Fatalne doniesienia, Polaków czekają przymusowe remonty. Wielkie zmiany w prawie budowlanym
Bardzo złe doniesienia napływają z Brukseli. Jeżeli w życie wejdą zmiany przepisów projektowane przez Brukselę, to gigantyczna liczba mieszkańców Polski będzie musiała przeprowadzić remonty swoich domów. Oficjalnym powodem jest ochrona środowiska.
Wielkie zmiany w prawie budowlanym. Polacy nie będą zachwyceni
Zapowiadane zmiany w prawie budowlanym są co prawda nowością, jednak dokument w którym się znalazły już nią nie jest. Jak bowiem donosi serwis money.pl, chodzi tu o Pakiet “Fit for 55” .
Jak się można łatwo domyślić, w ramach zmian ma zostać wprowadzonych sporo ograniczeń dla sektora budowlanego . Powodem ich wprowadzenia jest z kolei ochrona środowiska poprzez walkę z emisją zanieczyszczeń.

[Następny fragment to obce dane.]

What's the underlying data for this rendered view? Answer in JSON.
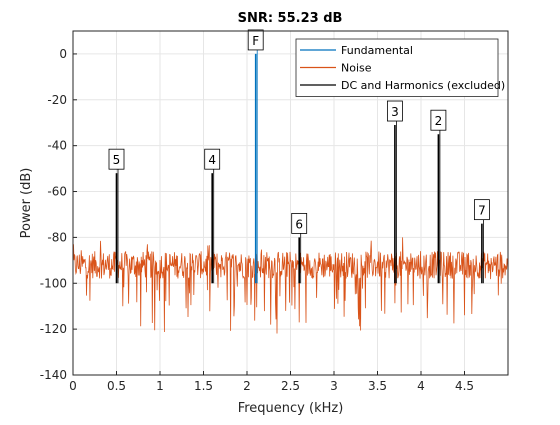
{
  "chart_data": {
    "type": "line",
    "title": "SNR:  55.23 dB",
    "xlabel": "Frequency (kHz)",
    "ylabel": "Power (dB)",
    "xlim": [
      0,
      5
    ],
    "ylim": [
      -140,
      10
    ],
    "xticks": [
      0,
      0.5,
      1,
      1.5,
      2,
      2.5,
      3,
      3.5,
      4,
      4.5
    ],
    "xtick_labels": [
      "0",
      "0.5",
      "1",
      "1.5",
      "2",
      "2.5",
      "3",
      "3.5",
      "4",
      "4.5"
    ],
    "yticks": [
      -140,
      -120,
      -100,
      -80,
      -60,
      -40,
      -20,
      0
    ],
    "ytick_labels": [
      "-140",
      "-120",
      "-100",
      "-80",
      "-60",
      "-40",
      "-20",
      "0"
    ],
    "grid": true,
    "legend_position": "top-right",
    "noise_floor_db": -92,
    "series": [
      {
        "name": "Fundamental",
        "color": "#0072BD",
        "spikes": [
          {
            "x": 2.1,
            "y_top": 0,
            "y_bottom": -100
          }
        ]
      },
      {
        "name": "Noise",
        "color": "#D95319",
        "approx_level_db": [
          -105,
          -82
        ]
      },
      {
        "name": "DC and Harmonics (excluded)",
        "color": "#000000",
        "spikes": [
          {
            "x": 0.5,
            "y_top": -52,
            "y_bottom": -100
          },
          {
            "x": 1.6,
            "y_top": -52,
            "y_bottom": -100
          },
          {
            "x": 2.6,
            "y_top": -80,
            "y_bottom": -100
          },
          {
            "x": 3.7,
            "y_top": -31,
            "y_bottom": -100
          },
          {
            "x": 4.2,
            "y_top": -35,
            "y_bottom": -100
          },
          {
            "x": 4.7,
            "y_top": -74,
            "y_bottom": -100
          }
        ]
      }
    ],
    "markers": [
      {
        "label": "F",
        "x": 2.1,
        "y": 0,
        "color": "#0072BD"
      },
      {
        "label": "2",
        "x": 4.2,
        "y": -35,
        "color": "#000000"
      },
      {
        "label": "3",
        "x": 3.7,
        "y": -31,
        "color": "#000000"
      },
      {
        "label": "4",
        "x": 1.6,
        "y": -52,
        "color": "#000000"
      },
      {
        "label": "5",
        "x": 0.5,
        "y": -52,
        "color": "#000000"
      },
      {
        "label": "6",
        "x": 2.6,
        "y": -80,
        "color": "#000000"
      },
      {
        "label": "7",
        "x": 4.7,
        "y": -74,
        "color": "#000000"
      }
    ]
  }
}
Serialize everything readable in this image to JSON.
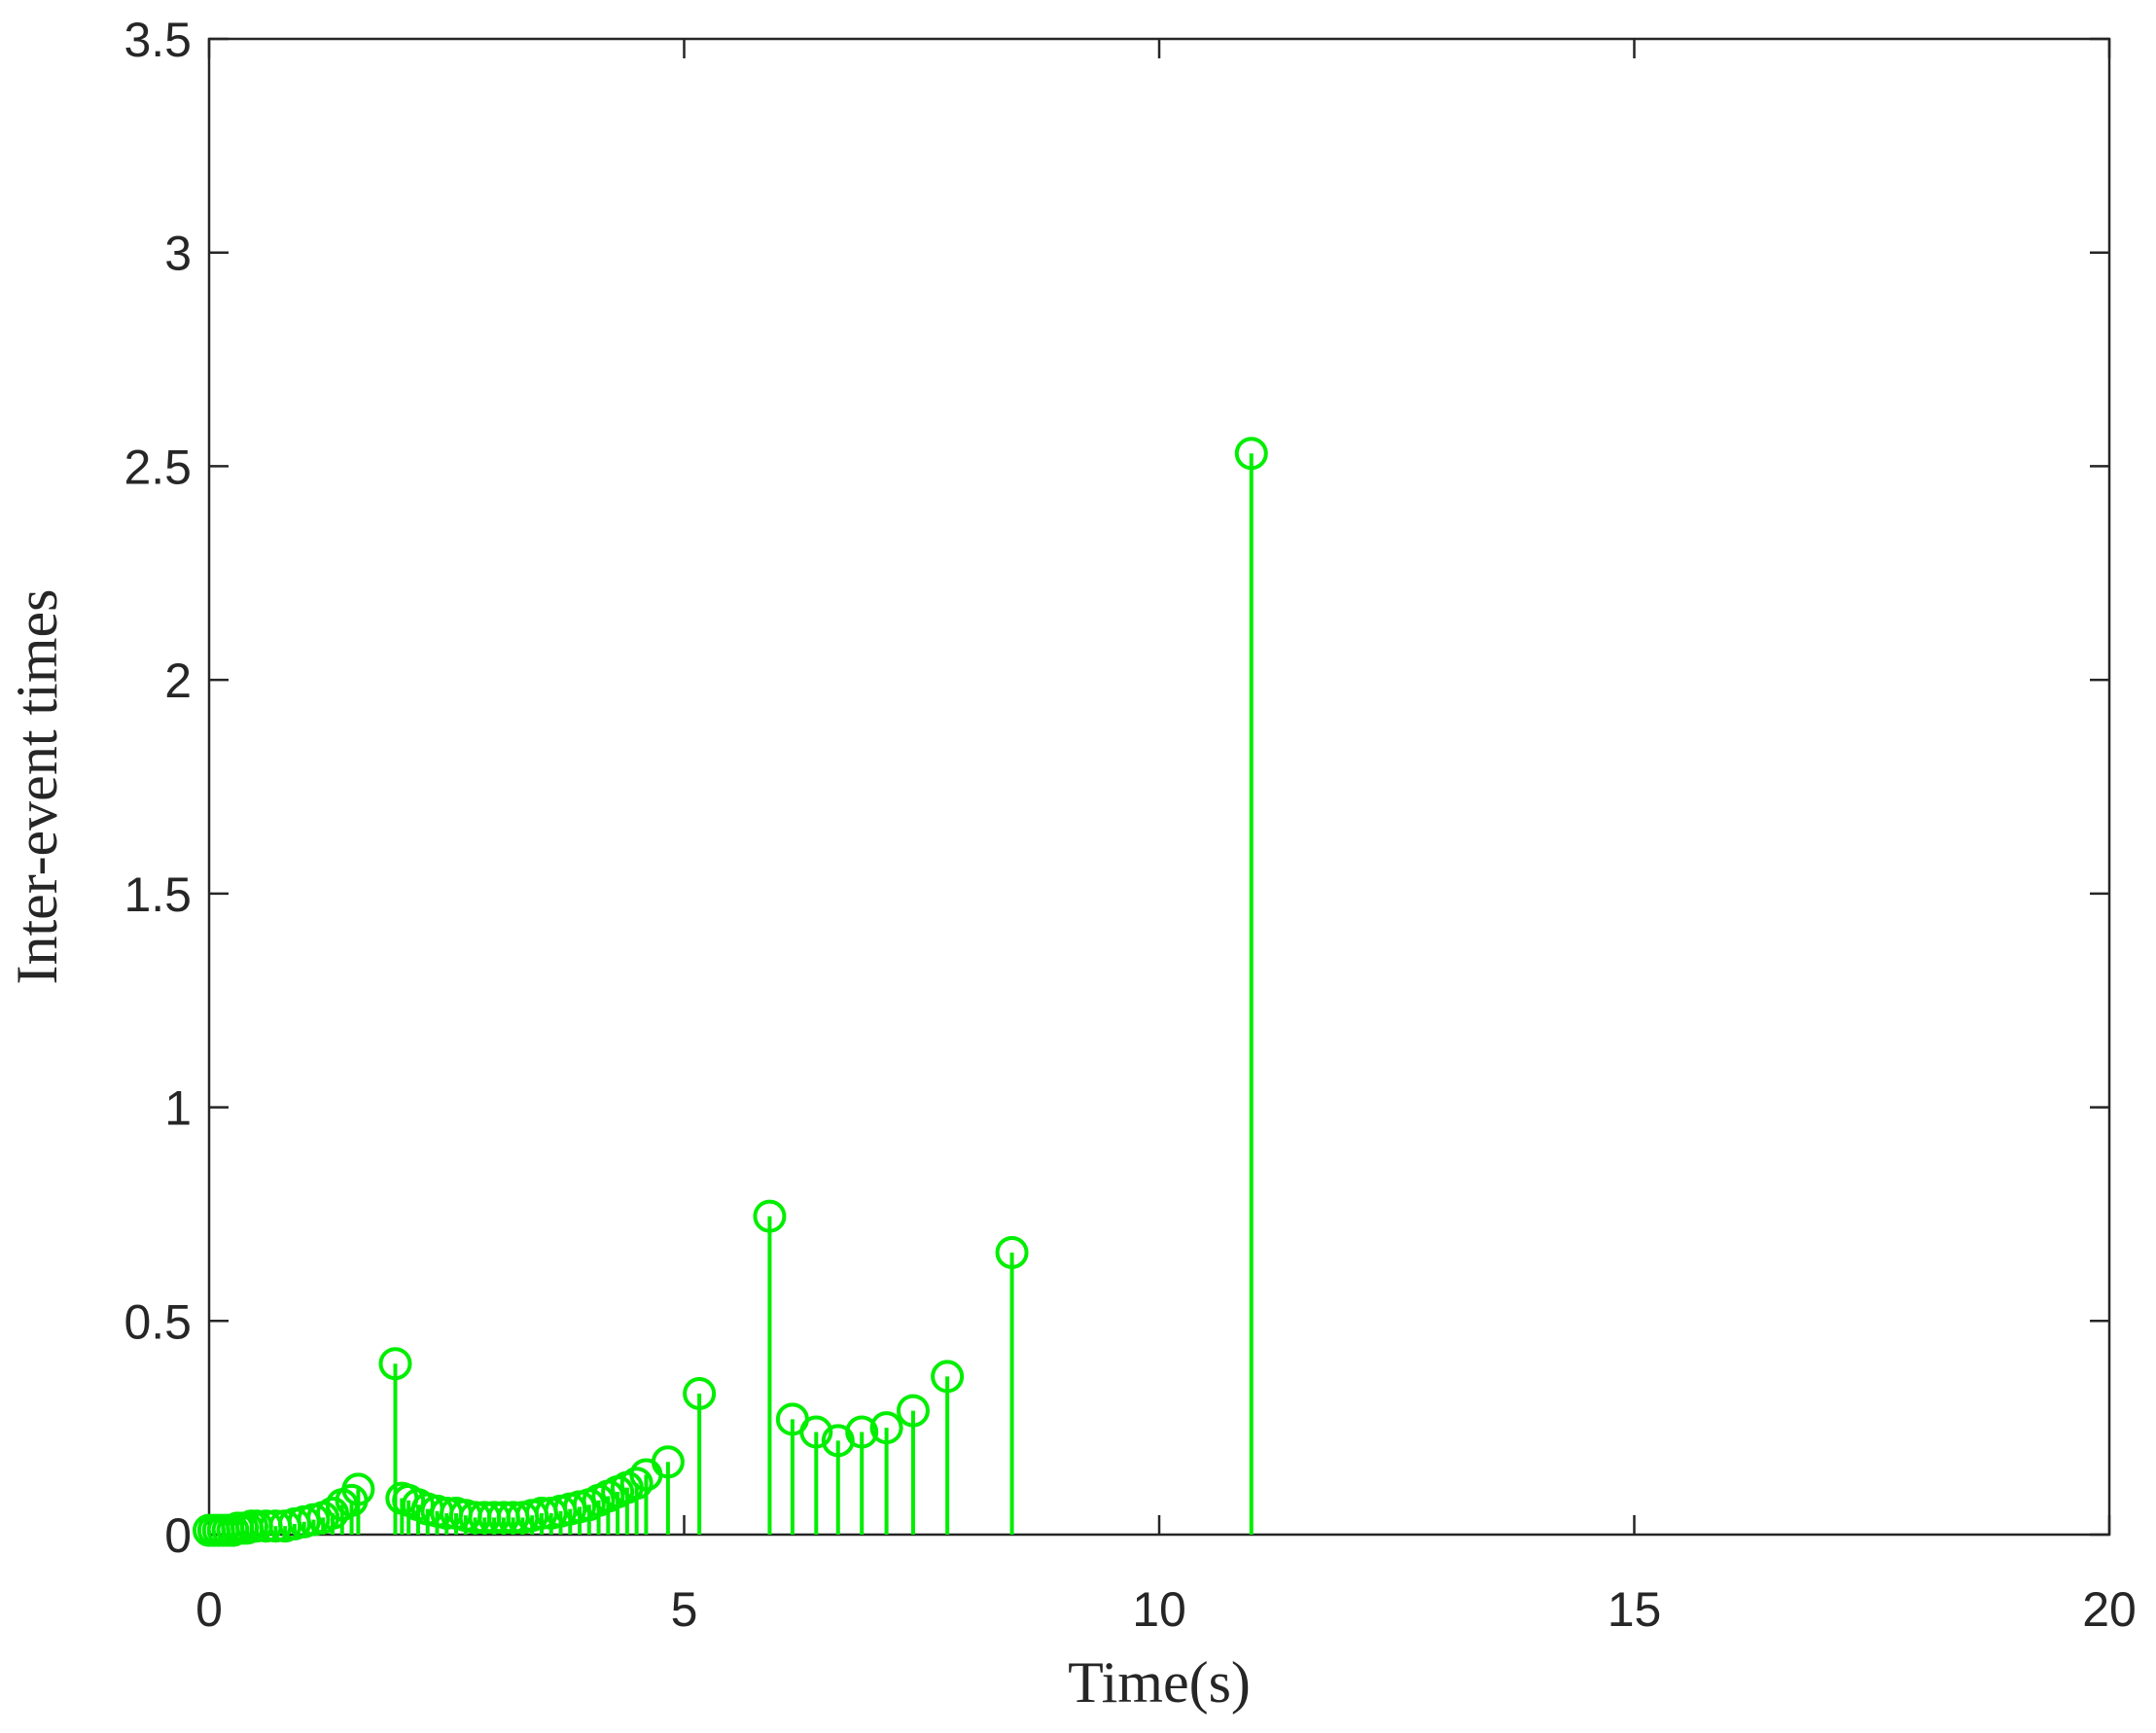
{
  "chart_data": {
    "type": "stem",
    "xlabel": "Time(s)",
    "ylabel": "Inter-event times",
    "color": "#00ee00",
    "x": [
      0.0,
      0.05,
      0.1,
      0.15,
      0.2,
      0.25,
      0.3,
      0.35,
      0.4,
      0.45,
      0.5,
      0.6,
      0.7,
      0.8,
      0.9,
      1.0,
      1.1,
      1.2,
      1.3,
      1.4,
      1.5,
      1.57,
      1.96,
      2.03,
      2.1,
      2.2,
      2.3,
      2.4,
      2.5,
      2.6,
      2.7,
      2.8,
      2.9,
      3.0,
      3.1,
      3.2,
      3.3,
      3.4,
      3.5,
      3.6,
      3.7,
      3.8,
      3.9,
      4.0,
      4.1,
      4.2,
      4.3,
      4.4,
      4.5,
      4.6,
      4.83,
      5.16,
      5.9,
      6.14,
      6.39,
      6.62,
      6.87,
      7.13,
      7.41,
      7.77,
      8.45,
      10.97
    ],
    "values": [
      0.01,
      0.01,
      0.01,
      0.01,
      0.01,
      0.01,
      0.015,
      0.015,
      0.015,
      0.02,
      0.02,
      0.02,
      0.02,
      0.02,
      0.025,
      0.03,
      0.035,
      0.04,
      0.05,
      0.07,
      0.08,
      0.106,
      0.4,
      0.085,
      0.08,
      0.07,
      0.06,
      0.055,
      0.05,
      0.05,
      0.045,
      0.04,
      0.04,
      0.04,
      0.04,
      0.04,
      0.04,
      0.045,
      0.05,
      0.05,
      0.055,
      0.06,
      0.065,
      0.07,
      0.08,
      0.09,
      0.1,
      0.11,
      0.12,
      0.14,
      0.17,
      0.33,
      0.745,
      0.27,
      0.24,
      0.22,
      0.24,
      0.25,
      0.29,
      0.37,
      0.66,
      2.53
    ],
    "xlim": [
      0,
      20
    ],
    "ylim": [
      0,
      3.5
    ],
    "xticks": [
      0,
      5,
      10,
      15,
      20
    ],
    "yticks": [
      0,
      0.5,
      1,
      1.5,
      2,
      2.5,
      3,
      3.5
    ]
  }
}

Według szacunków Dziennika Gazety Prawnej, nowa dyrektywa oznacza modernizację ok . 800 tys. domów jednorodzinnych, co dotknie milionów Polaków . Dyrektywa ma zostać przyjęta jeszcze w I połowie 2024 roku, a termin jej wejścia w życie szacuje się na 2026 rok.
Całkowita bezemisyjność. Wielkie zmiany w prawie budowlanym
Tym razem jednak mowa o sporych rozmiarów rewolucji. Według nowych przepisów, od 2030 roku na terenie Unii Europejskiej będą mogły powstawać jedynie bezemisyjne budynki . Do tego czasu, redukcja emisji w sektorze budowlanym ma być niższa o 60 proc. niż 15 lat wcześniej.
Nie jest to jednak koniec zmian. Po osiągnięciu 2030 roku, zacznie się wyścig z czasem dla właścicieli nieruchomości . Będą oni bowiem musieli zmodernizować wszystkie posiadane budynki poprzez eliminację emisji w 20 lat. Na rok 2050 zaplanowano bowiem najpóźniejsze osiągnięcie pełnej neutralności klimatycznej.
Koniec z kotłami. Będą dopłaty
Oznacza to zatem, że w ciągu najbliższych 26 lat trzeba będzie pożegnać się z kotłami na paliwa kopalne . Od przyszłego roku wsparcie ich zakupu nie będzie już możliwe w ogóle.
Dla właścicieli nieruchomości którzy będą modernizowali budynki, przewidziano wsparcie finansowe . Źródłem pieniędzy będzie Społeczny Fundusz Klimatyczny, Fundusz Odbudowy orz Fundusz Spójności.